Ground-state force fields¶
For ground-state (minimum-energy) parameterization, the data combination depends on what you need the force field to reproduce:
- Geometry (bond lengths, bond angles, torsion angles) — equilibrium structure. Always include these as the baseline.
- Eigenmatrix or frequencies — force constant quality. Eigenmatrix
is preferred when a full Hessian is available (e.g., from a Gaussian
.fchkfile); frequencies are sufficient when only normal-mode output is available. Unlike TSFF, there is no imaginary mode to worry about. - Energies — relative conformer energies or torsion scan profiles. See the Energy section above for details and the distinction between conformer ranking and torsion scans.
The Q2MM ferrocene force field (Wahlers et al., J. Org. Chem. 2022, 87, 12334) is an example of a ground-state parameterization that uses geometry + eigenmatrix data.

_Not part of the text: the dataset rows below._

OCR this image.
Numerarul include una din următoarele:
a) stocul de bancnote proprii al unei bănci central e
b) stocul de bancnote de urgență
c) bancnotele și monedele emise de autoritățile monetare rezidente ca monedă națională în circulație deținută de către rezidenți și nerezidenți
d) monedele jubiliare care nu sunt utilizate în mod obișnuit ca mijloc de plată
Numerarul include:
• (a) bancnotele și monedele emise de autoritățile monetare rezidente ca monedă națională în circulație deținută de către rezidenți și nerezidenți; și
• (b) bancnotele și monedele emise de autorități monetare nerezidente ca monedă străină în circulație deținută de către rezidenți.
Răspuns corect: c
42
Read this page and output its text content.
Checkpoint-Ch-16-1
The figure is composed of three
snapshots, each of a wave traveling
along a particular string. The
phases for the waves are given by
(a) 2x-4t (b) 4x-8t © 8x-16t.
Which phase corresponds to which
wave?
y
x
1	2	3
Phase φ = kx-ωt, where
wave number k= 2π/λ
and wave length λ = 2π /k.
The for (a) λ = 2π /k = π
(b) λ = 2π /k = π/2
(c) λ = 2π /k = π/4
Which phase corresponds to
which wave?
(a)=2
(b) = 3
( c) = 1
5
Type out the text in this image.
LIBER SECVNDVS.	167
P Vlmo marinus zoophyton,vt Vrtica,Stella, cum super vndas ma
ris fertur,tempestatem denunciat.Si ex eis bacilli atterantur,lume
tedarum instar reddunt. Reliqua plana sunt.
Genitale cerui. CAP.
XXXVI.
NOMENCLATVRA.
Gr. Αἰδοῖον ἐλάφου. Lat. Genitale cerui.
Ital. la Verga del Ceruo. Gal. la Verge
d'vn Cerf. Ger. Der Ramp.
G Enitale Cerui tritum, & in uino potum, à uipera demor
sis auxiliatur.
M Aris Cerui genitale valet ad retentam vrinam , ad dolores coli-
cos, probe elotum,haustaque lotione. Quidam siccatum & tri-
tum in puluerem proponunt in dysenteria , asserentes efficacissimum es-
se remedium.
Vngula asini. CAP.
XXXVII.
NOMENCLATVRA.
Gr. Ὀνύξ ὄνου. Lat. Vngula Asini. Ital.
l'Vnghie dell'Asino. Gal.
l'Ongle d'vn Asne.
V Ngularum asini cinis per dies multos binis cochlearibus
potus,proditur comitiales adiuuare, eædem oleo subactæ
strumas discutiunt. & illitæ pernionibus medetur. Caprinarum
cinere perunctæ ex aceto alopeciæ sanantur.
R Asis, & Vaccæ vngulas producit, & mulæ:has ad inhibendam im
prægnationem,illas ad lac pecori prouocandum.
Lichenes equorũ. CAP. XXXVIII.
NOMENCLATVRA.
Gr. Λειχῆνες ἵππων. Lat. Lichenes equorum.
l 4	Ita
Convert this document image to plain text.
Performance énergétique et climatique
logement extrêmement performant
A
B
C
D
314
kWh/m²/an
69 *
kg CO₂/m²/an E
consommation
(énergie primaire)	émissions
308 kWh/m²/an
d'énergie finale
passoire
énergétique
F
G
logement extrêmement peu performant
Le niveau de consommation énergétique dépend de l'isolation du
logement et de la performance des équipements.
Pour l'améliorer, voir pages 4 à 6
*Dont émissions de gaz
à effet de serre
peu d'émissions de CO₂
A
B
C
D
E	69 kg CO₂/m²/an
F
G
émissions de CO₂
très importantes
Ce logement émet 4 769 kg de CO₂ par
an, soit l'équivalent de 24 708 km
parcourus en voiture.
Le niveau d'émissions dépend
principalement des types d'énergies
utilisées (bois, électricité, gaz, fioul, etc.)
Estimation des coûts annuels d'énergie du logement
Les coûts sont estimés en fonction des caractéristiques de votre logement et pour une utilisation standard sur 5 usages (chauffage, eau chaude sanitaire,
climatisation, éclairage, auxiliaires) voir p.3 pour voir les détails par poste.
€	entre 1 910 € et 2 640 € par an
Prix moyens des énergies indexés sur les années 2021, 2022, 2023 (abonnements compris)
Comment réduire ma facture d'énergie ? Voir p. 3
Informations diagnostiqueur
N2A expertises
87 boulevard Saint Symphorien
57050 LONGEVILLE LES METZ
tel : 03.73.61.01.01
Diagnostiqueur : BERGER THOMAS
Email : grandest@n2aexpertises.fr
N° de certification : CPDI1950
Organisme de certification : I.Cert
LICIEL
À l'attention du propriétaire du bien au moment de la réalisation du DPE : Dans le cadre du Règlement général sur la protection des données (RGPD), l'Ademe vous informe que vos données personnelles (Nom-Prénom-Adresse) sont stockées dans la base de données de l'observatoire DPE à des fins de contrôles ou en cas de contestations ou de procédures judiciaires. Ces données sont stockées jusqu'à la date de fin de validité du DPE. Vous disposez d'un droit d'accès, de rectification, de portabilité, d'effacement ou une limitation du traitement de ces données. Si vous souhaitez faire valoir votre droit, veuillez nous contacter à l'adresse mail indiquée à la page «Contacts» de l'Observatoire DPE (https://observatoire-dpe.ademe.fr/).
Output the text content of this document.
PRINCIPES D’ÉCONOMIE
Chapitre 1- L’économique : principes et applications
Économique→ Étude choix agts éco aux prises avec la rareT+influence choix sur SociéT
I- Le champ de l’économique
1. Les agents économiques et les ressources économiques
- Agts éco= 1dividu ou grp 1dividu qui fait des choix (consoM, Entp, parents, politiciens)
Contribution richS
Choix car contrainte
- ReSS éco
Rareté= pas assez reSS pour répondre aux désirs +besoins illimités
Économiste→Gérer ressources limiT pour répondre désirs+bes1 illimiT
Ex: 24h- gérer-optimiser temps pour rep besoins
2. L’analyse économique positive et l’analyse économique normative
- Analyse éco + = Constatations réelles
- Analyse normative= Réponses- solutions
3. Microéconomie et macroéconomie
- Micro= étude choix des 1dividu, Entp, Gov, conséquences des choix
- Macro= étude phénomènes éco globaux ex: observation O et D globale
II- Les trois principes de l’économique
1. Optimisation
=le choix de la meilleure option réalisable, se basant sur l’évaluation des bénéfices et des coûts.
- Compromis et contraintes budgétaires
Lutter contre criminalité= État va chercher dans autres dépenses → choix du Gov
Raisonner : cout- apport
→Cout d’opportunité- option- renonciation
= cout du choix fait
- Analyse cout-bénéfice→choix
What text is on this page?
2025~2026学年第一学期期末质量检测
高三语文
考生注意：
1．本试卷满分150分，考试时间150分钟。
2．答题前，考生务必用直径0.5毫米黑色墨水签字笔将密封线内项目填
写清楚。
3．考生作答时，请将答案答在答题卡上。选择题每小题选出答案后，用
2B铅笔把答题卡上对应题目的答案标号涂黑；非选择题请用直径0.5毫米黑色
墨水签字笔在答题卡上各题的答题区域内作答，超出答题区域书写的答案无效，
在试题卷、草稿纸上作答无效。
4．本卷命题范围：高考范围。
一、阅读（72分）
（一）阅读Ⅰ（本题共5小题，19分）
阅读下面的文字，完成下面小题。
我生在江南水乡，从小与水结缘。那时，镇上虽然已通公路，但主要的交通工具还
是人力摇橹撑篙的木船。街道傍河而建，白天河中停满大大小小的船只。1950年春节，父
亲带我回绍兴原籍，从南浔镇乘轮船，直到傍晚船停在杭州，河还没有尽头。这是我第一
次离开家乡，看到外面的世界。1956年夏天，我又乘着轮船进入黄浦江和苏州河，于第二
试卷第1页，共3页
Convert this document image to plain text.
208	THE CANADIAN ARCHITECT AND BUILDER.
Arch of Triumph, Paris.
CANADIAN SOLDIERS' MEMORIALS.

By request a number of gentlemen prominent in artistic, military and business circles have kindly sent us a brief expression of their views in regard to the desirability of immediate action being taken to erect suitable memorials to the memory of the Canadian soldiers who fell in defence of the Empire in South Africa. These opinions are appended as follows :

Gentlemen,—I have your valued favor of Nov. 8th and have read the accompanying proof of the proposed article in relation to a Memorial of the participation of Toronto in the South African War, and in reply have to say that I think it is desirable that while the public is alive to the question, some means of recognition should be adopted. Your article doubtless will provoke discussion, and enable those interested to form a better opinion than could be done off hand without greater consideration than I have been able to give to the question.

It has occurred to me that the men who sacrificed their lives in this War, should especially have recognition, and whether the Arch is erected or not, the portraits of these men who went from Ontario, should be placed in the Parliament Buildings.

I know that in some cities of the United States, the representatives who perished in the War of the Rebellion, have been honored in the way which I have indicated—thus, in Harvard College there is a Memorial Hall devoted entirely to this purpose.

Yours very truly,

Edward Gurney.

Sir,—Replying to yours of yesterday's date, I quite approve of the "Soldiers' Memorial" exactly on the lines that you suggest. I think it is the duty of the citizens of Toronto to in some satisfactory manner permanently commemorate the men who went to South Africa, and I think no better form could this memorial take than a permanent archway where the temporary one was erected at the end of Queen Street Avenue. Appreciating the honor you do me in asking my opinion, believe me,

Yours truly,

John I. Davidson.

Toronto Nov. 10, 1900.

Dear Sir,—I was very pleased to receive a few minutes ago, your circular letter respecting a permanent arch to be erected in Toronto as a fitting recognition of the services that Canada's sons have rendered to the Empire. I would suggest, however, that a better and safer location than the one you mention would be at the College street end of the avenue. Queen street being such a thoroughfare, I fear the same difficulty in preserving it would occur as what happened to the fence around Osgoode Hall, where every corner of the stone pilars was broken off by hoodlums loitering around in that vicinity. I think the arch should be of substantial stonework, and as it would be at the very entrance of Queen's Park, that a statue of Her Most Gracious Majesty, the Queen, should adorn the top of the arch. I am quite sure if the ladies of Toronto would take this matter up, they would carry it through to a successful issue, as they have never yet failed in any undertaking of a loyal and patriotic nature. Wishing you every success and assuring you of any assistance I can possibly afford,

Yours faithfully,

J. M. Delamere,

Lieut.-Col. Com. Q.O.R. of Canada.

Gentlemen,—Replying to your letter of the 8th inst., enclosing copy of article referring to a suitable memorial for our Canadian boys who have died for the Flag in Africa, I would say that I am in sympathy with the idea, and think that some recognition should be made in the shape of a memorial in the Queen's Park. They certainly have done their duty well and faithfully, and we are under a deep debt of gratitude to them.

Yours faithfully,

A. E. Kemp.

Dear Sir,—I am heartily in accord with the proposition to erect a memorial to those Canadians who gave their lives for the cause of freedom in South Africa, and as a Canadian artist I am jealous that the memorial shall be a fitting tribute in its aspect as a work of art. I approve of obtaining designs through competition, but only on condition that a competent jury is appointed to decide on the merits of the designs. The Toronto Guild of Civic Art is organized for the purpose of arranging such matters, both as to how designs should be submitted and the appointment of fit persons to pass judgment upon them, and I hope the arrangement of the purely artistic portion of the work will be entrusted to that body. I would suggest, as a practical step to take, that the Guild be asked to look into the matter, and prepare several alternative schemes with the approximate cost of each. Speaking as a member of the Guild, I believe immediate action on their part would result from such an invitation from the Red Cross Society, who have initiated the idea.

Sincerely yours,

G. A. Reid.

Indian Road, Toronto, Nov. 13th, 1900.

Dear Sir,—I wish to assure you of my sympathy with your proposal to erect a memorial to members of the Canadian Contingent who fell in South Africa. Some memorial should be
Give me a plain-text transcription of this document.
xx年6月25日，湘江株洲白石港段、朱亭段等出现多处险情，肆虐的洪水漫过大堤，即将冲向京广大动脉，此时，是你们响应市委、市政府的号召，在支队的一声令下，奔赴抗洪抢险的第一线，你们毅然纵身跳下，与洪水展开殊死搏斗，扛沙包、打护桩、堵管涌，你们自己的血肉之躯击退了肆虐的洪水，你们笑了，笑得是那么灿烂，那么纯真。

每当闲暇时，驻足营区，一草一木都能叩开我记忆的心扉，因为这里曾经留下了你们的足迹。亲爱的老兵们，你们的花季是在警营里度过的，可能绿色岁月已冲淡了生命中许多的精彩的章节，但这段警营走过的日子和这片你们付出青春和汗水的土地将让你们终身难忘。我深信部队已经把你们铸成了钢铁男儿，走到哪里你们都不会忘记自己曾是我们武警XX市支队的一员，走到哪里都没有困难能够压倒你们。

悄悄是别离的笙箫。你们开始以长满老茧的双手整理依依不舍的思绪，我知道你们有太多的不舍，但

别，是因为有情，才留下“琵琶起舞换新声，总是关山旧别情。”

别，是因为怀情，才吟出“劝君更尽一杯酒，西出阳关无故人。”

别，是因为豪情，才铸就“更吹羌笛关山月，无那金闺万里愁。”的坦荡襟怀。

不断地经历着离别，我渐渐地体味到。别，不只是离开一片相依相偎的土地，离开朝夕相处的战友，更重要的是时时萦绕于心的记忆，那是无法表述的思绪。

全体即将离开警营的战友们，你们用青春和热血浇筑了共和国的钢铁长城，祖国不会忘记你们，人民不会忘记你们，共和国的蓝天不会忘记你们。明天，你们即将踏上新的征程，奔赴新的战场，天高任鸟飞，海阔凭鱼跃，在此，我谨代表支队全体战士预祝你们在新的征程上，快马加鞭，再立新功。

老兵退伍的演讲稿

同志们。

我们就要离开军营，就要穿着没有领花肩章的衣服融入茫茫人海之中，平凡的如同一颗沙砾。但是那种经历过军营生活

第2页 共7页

Ground-state vs transition-state differences
Ground-state fitting is simpler in one key way: all eigenvalues are positive (no reaction coordinate to handle). On the other hand, ground-state fitting often requires multiple conformers, making energy data more important than in single-structure TSFF fits.
Loading reference data¶
From files (recommended)¶
from q2mm.optimizers.objective import ReferenceData
# Standard TSFF: geometry + eigenmatrix (the default)
ref = ReferenceData.from_molecule(mol)
# Explicitly include off-diagonal eigenmatrix elements (also the default)
ref = ReferenceData.from_molecule(
mol,
include_eigenmatrix=True,
eigenmatrix_diagonal_only=False,
)
# Ground-state with frequency data instead of eigenmatrix
ref = ReferenceData.from_molecule(
mol,
frequencies=gs_freqs,
include_eigenmatrix=False,
)
# From a Gaussian formatted checkpoint file
ref, mol = ReferenceData.from_fchk("calculation.fchk")
# From a Gaussian log file
ref, mol = ReferenceData.from_gaussian("calculation.log")
# Multi-conformer fit
ref = ReferenceData.from_molecules(
[mol1, mol2, mol3],
)
Manual construction¶
For fine-grained control, build ReferenceData manually:
ref = ReferenceData()
ref.add_bond_length(value=1.384, atom_indices=(0, 1), weight=10.0)
ref.add_bond_angle(value=104.5, atom_indices=(1, 0, 2), weight=5.0)
ref.add_frequency(value=1648.5, data_idx=0, weight=1.0)
ref.add_eigenmatrix_from_hessian(hessian, diagonal_only=False)
See the API Reference for the full method signatures.